I'm attempting to generate all of a certain kind of combinatorial object. Each object of size n can be generated from an object of size n-1, usually in multiple ways. From the single object of size 2, my search generates 6 objects of size 3, about 140 objects of size 4, and about 29,000 objects of size 5. As I generate the objects, I store them in a globally declared array. Before storing each object, I have to check all the previous ones stored for that size, to make sure I didn't generate it already from an earlier (n-1)-object. I currently do this in a naive way, which is just that I go through all the objects currently sitting in the array and compare them to the one currently being generated. Only if it's different from every single one there do I add it to the array and increment the number of objects currently in there. The new object is just added as the most recent object in the array, it is not sorted, and so this is obviously inefficient, and I can't hope to generate the objects of size 6 in this way.

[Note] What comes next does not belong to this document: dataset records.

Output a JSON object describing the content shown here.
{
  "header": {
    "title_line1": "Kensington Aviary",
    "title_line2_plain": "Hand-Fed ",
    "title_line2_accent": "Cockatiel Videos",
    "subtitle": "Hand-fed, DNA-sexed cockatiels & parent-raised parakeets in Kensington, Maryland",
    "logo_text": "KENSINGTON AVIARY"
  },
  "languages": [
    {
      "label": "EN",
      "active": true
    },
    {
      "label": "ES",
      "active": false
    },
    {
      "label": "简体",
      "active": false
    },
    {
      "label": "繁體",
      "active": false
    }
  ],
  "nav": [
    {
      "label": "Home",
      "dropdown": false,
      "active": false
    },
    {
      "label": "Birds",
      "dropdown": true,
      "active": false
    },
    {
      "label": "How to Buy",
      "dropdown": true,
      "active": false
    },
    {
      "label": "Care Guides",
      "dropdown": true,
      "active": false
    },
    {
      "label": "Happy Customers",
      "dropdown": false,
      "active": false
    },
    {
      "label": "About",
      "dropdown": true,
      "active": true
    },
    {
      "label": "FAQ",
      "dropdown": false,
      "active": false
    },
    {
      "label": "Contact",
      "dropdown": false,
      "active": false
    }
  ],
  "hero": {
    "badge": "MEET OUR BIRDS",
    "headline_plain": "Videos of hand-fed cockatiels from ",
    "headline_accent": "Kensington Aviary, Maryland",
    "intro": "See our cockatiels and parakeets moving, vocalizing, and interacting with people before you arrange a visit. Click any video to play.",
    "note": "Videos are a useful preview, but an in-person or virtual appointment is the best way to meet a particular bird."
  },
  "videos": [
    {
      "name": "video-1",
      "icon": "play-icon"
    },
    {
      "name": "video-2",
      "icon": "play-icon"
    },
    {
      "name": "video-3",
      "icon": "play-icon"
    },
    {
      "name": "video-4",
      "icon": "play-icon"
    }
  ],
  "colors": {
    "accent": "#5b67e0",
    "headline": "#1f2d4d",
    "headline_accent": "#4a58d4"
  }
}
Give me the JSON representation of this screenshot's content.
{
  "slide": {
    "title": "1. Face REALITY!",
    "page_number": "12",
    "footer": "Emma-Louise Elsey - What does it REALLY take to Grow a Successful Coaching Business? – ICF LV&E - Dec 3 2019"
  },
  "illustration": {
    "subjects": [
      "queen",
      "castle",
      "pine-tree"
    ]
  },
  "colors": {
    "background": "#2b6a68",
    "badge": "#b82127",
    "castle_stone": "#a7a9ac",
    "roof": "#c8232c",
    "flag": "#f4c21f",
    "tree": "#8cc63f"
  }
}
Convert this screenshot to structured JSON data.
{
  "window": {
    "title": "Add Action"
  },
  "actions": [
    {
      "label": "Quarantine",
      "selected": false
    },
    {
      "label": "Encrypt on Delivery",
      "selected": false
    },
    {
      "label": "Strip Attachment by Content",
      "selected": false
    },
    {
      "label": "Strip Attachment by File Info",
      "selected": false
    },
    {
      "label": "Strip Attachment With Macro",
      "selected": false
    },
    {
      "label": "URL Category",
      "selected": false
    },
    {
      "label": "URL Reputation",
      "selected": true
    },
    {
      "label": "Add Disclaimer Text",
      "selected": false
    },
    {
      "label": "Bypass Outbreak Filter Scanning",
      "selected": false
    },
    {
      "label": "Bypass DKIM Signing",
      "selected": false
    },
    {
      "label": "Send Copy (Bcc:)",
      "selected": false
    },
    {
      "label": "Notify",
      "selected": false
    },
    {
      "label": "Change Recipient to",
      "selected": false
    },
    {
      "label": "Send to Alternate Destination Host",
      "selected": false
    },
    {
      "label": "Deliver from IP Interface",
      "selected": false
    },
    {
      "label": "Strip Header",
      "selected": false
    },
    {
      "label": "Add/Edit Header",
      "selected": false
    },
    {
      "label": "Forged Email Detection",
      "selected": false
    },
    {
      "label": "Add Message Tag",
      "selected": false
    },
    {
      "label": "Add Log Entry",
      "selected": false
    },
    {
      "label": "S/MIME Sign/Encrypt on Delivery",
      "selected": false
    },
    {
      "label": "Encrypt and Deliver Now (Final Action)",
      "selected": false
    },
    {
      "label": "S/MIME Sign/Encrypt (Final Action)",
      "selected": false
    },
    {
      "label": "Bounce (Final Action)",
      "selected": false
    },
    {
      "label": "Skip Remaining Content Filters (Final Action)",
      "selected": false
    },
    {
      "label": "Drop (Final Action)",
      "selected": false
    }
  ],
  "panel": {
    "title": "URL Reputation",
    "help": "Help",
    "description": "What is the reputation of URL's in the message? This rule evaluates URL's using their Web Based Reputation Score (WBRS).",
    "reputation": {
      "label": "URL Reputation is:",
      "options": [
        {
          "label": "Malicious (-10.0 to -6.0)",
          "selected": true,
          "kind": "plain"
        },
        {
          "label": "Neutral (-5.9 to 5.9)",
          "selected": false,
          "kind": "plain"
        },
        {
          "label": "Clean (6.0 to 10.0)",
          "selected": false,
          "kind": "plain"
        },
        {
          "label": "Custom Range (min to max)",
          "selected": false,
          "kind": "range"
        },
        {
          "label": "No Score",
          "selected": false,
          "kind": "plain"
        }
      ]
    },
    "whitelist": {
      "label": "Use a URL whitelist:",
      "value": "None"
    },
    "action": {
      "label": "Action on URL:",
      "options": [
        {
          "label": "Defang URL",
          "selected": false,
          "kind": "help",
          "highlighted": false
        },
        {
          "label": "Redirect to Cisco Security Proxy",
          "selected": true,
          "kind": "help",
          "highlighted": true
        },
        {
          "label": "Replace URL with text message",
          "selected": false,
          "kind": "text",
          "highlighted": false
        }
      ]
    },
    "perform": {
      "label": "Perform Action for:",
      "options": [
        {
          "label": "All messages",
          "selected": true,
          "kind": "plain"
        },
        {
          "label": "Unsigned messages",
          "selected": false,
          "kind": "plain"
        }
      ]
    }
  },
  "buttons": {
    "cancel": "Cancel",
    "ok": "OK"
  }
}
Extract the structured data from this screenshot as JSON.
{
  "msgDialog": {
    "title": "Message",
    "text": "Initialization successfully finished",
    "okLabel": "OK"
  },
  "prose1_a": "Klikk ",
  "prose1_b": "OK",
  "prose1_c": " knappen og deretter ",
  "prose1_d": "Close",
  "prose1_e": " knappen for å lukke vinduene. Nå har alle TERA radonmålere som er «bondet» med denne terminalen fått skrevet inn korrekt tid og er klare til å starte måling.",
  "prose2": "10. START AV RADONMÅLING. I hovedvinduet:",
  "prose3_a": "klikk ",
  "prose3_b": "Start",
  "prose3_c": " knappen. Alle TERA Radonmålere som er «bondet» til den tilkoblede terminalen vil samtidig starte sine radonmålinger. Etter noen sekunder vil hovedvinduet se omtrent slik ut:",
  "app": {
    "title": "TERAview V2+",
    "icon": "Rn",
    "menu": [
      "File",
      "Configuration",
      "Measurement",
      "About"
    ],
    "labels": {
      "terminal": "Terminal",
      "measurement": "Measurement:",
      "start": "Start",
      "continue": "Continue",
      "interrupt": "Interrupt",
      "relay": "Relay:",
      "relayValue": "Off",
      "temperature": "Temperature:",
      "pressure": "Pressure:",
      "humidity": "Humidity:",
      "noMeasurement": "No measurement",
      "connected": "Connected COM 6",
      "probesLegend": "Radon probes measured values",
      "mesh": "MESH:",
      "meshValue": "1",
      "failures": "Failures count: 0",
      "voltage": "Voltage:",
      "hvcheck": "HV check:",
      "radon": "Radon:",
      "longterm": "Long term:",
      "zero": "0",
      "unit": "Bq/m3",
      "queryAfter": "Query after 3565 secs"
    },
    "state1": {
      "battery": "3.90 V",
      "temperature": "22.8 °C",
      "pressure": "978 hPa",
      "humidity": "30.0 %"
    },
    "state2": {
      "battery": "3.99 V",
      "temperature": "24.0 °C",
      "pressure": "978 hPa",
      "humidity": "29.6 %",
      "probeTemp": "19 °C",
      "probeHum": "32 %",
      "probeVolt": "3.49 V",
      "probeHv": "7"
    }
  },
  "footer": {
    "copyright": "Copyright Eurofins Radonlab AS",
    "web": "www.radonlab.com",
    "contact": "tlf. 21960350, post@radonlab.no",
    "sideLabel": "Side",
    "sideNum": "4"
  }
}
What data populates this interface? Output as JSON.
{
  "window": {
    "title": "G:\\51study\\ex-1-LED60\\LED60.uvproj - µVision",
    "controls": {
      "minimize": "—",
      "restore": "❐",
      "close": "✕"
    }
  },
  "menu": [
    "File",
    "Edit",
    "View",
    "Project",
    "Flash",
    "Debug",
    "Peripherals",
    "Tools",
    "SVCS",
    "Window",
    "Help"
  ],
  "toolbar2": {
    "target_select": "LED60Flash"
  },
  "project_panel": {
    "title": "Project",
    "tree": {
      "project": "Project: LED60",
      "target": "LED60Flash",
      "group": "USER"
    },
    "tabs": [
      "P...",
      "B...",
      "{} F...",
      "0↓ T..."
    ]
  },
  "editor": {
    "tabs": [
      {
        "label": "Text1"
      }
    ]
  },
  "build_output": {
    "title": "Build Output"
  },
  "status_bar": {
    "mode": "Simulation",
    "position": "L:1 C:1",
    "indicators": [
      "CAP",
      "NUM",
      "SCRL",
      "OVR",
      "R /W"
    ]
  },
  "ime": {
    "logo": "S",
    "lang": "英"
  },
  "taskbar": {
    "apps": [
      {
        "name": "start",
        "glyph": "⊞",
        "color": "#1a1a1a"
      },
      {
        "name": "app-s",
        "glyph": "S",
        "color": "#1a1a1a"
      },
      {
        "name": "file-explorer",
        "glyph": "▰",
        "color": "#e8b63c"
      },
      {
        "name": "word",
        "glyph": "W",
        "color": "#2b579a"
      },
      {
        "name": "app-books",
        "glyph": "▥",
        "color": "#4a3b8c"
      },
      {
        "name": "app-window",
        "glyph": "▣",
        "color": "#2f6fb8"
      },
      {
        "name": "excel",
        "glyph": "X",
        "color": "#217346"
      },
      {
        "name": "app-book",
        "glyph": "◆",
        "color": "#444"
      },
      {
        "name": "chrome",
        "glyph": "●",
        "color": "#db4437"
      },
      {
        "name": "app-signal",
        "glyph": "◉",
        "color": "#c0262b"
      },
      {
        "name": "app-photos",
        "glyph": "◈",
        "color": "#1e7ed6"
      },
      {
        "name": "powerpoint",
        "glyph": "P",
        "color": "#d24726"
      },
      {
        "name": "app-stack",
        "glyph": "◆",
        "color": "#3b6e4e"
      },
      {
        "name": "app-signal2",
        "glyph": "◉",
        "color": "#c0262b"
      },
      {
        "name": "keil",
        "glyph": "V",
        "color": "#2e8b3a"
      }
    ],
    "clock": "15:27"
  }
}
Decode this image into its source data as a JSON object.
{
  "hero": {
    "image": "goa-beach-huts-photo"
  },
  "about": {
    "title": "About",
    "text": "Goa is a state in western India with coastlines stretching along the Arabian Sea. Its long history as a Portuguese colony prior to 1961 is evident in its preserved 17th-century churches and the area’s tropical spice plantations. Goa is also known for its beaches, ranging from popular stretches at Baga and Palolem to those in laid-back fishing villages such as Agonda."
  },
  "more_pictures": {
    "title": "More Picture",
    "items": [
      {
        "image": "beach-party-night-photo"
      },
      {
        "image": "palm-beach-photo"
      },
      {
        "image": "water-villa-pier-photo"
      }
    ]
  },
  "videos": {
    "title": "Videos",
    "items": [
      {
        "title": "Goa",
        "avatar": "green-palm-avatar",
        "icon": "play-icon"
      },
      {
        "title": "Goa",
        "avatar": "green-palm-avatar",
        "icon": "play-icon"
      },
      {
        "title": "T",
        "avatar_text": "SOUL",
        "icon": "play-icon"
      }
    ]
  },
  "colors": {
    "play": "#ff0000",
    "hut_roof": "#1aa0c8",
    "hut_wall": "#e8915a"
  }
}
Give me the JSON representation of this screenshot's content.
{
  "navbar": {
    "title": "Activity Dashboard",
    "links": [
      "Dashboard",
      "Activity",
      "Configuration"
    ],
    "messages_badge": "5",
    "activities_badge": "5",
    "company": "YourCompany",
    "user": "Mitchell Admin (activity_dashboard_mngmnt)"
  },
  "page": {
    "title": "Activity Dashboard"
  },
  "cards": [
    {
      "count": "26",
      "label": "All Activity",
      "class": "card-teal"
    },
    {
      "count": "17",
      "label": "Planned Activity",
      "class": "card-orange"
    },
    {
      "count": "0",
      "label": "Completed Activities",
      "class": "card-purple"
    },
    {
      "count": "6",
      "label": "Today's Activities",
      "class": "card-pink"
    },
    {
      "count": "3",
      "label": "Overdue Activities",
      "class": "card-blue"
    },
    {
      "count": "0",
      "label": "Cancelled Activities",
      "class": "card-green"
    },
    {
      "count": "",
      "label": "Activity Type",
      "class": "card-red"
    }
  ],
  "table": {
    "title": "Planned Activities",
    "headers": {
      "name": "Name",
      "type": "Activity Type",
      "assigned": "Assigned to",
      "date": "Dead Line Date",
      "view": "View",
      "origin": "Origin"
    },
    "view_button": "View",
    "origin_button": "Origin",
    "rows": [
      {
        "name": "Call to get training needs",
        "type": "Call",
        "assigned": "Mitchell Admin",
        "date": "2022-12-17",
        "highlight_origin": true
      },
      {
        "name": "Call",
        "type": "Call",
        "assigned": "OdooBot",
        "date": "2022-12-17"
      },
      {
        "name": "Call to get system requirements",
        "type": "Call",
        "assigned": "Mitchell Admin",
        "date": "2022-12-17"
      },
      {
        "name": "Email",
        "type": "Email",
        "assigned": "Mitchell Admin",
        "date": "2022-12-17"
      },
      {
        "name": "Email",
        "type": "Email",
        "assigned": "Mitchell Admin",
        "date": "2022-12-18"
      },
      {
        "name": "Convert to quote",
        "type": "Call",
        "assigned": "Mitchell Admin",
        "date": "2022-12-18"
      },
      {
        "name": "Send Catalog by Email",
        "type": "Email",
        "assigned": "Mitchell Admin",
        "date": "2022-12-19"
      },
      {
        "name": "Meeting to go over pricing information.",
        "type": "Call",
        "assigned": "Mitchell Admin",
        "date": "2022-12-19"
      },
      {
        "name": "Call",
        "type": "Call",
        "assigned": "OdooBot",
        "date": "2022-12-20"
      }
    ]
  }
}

(To give an idea of the problem of the growth of the array: the first couple of 4-objects, from among the 140 or so, give rise to over 2000 new 5-objects in a fraction of a second. By the time I've gotten to the last few 4-objects, with over 25,000 5-objects already stored, each 4-object generates only a handful of previously unseen 5-objects, but takes several seconds for the process for each 4-object. There is very little correlation between the order I generate new objects in, and their eventual position as a consequence of the comparison function I'm using.)
Obviously if I had a sorted array of objects, it would be much more efficient to find out whether I'm looking at a new object: using a binary midpoint search strategy I'd only have to look at roughly log_2(n) of the n objects currently stored, instead of all n of them. But placing the newly generated object at the right place in an array means moving half of the existing ones, on average, to make room for it. (I would implement this with an array of pointers pointing to the unsorted array of object structs, so that I only had to move pointers instead of moving data, but it still seems like a lot of pointers to have to repoint at each insert.)
The other option would be to place the objects in a linked list, as insertion is very cheap in that situation. But then I wouldn't have random access to the elements in the linked list--you can only find the right place to insert the newly generated object (if it's actually new) by traversing the list node by node and comparing. On average you'd have to traverse half the list before finding the right insertion point, which doesn't sound any better than repointing half the pointers.
Is there a third choice I'm missing? I could accomplish this very easily if I had both random access to stored elements so I could find the insertion point quickly (in log_2(n) steps), and I could insert new objects very cheaply, like in a linked list. Am I dreaming?
To summarise: I need to be able to determine whether an object is new or duplicates an existing one, and I need to be able to insert an object at the right place. I don't ever need to delete an object. Thank you.